They would be right to do so. In their current anti-politics mood voters will respond negatively to a party that switched leaders in a transparent bid to hold on to some seats. There were some big policy issues such as the poll tax and Europe when the Conservatives dumped Margaret Thatcher in 1990, which at least gave the expedient move an air of political legitimacy. What big policy issues would Labour MPs hide behind in the hope of saving a few seats?

There is a big debate about Labour's future surfacing, but that is another reason why a change of leader in the next few months would be a red herring. As I listened to Jon Cruddas deliver his Compass lecture earlier this week, with James Purnell responding, the two of them agreeing on quite a lot and diverging on important points, I became convinced that the coronation of Johnson would be an act of deceit, and would be seen through very quickly.

This is a party that needs at some point a proper leadership contest in which ideas and policies are properly debated, not least when the weaknesses of the deliberately ill-defined new Labour project are increasingly exposed.
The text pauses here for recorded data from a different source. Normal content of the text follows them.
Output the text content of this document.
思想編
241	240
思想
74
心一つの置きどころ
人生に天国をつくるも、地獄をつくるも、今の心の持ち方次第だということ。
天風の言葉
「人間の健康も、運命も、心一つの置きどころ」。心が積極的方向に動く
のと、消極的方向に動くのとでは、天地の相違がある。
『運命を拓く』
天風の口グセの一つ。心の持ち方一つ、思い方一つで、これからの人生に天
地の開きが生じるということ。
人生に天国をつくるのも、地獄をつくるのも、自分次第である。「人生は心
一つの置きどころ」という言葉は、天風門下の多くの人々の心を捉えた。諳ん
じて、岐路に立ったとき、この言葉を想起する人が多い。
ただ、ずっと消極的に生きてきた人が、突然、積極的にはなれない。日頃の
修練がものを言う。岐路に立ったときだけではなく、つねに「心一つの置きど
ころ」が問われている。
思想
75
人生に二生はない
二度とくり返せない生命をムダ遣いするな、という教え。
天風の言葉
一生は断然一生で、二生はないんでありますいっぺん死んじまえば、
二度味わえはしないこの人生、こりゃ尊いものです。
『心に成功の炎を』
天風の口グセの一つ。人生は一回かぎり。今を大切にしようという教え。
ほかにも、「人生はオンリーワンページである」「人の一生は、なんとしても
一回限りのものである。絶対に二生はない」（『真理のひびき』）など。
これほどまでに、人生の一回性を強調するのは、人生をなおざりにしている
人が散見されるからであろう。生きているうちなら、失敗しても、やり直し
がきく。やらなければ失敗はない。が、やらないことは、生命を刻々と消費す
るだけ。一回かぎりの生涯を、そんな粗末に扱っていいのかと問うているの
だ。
It has not had a proper contest since 1994.

Yet it would look utterly self indulgent and reckless for a governing party to have a genuine leadership battle in the run up to a general election and with so many suffering in the midst of an economic crisis that is not yet over. Here is the insurrectionist's dilemma: a coronation would look cynical. A full blown pre-election contest is not feasible.

What of the other question: Will the change still happen? Some dissenters suggest that the deed could only be carried out by senior ministers such as Peter Mandelson, Alistair Darling and even Ed Balls, Brown's closest ally. But they are the figures immersed in the autumnal strategy with Brown which aims to highlight the significant and real divide between Labour and the Conservatives on public spending.

As I wrote on Tuesday, it is a strategy which looks ahead to the pre-Budget report later this year and ultimately to the election. Each of the key ministers in different ways and with varying degrees of intensity are aware of Brown's flaws, but are signed up to this one final attempt to bring about a recovery in the polls. They are not going to move against him.

There are also the old familiar problems for those that seek a toppling of a leader. The chair of the Parliamentary Labour Party, Tony Lloyd, is adamant the rebels do not have the numbers and Brown's critics, a larger number than the insurrectionists, do not have an alternative candidate. I am told that Mandelson cannot envisage Johnson rising to the huge demands of being Prime Minister and does not feel David Miliband is ready yet.

Of course the joy and torment of politics is its sweaty unpredictability. If the polls are still terrible for Labour after the conference season something dramatic might happen. No one knows for sure. One Cabinet minister tells me there will be no successful coup but that it is just possible Brown may decide to quit.

In my view this is the one possible alternative route, a voluntary departure. It is still unlikely and an uncontested coronation of Johnson would leave all the unresolved problems. Let us not forget Labour was miles behind in the polls in the final years of Blair. The reasons for the party's unpopularity are deep and a change to an untested leader in advance of an election will not address them.